When reviewing the public’s interest in health care innovation, Seeman and Rizo found lessons that governments in Canada should heed when communicating the innovation agenda. The public does not share governments’ enthusiasm for health care innovation as the term has been developed in Canada.
Seeman and Rizo’s findings point to the fact that the terms innovation and e-Health, as currently used by governments, “do not signal the types of health topics in which Canadians have a keen interest.” They state that, “Health innovation communications in Canada needs to be recast to focus on solutions that enable citizens to experience more personalized care … that speaks directly to patients’ key interests.”
Their analysis also underscores the fact that Canadians are most interested in seeking out information that provides them with a better understanding of their illness and their personal relationship with their health care providers. More Canadians will be supportive of an innovation agenda if governments and health care provider organizations can demonstrate that technology or other process innovations in health care serve the future of personalized medicine.

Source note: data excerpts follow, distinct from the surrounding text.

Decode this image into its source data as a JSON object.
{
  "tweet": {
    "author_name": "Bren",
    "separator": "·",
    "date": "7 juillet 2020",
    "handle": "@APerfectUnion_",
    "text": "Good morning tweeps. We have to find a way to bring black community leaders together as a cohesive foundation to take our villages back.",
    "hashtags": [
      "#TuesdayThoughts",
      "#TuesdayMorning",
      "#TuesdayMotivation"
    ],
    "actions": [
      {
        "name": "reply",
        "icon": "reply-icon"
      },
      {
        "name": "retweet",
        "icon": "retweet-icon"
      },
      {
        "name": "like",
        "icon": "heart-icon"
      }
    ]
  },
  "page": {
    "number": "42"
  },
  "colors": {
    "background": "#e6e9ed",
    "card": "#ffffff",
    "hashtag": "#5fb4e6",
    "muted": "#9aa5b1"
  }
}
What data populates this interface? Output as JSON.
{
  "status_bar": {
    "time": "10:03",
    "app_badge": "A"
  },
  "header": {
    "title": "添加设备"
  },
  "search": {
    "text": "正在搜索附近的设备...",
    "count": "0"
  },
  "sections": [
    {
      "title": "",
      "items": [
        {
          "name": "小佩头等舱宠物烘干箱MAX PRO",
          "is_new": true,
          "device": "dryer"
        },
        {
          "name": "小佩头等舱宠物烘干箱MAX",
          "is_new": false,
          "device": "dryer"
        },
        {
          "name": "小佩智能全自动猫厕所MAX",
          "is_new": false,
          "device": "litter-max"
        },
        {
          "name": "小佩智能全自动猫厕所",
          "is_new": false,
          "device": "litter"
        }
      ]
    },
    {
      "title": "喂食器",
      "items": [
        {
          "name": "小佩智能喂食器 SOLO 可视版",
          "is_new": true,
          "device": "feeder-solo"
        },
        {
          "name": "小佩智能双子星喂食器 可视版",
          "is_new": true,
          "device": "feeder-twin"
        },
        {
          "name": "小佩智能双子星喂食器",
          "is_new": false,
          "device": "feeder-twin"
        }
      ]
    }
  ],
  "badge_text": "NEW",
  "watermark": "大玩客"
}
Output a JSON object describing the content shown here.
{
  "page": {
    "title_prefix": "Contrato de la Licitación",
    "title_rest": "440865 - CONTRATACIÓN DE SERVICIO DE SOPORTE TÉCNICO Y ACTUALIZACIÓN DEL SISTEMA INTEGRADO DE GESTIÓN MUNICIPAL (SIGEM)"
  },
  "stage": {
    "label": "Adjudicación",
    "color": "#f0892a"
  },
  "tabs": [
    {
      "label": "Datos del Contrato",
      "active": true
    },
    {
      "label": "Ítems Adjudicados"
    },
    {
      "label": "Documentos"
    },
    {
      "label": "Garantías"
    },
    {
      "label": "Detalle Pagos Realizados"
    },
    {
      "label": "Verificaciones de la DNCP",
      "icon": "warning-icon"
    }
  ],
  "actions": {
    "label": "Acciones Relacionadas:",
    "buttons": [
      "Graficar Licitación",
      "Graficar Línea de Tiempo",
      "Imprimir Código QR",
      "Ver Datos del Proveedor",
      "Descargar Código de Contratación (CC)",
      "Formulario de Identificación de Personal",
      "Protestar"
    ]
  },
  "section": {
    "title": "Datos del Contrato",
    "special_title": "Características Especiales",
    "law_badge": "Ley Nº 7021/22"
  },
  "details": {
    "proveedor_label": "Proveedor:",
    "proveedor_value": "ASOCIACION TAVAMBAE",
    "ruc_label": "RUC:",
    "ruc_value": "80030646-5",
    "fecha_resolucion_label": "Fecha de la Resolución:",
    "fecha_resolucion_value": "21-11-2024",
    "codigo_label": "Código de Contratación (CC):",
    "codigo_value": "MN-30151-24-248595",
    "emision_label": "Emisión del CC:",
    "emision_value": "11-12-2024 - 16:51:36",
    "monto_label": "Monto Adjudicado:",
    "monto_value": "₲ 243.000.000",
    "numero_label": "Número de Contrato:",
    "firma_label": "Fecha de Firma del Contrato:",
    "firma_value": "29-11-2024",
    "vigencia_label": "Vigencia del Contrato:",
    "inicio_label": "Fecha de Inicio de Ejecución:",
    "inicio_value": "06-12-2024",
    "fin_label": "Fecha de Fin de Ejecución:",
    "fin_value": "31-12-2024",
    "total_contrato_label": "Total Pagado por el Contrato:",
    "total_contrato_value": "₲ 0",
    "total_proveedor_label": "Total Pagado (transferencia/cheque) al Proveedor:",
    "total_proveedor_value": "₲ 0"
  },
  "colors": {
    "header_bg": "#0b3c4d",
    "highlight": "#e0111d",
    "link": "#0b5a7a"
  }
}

Innovation is at the core of the transformation goals and objectives that underpin what governments and politicians think are necessary to meet the challenges associated with health care, education, social programs and economic development. If governments have achieved only limited buy-in to its innovation agenda from the Canadian public, the implications for the future of public policy are profound. Ultimately, governments need to make improvements in more directly translating the practical return on investment on innovation if they want an innovation agenda to matter to Canadians.
Governments need to better demonstrate the future financial benefit from such investments. This means throwing a spotlight on how investments in innovation will translate into a higher quality of care for individuals, their families and their communities. This will generate greater support for a model of health care delivery where Canadians are accountable for increasingly better outcomes, not only for themselves, but for the health system as a whole.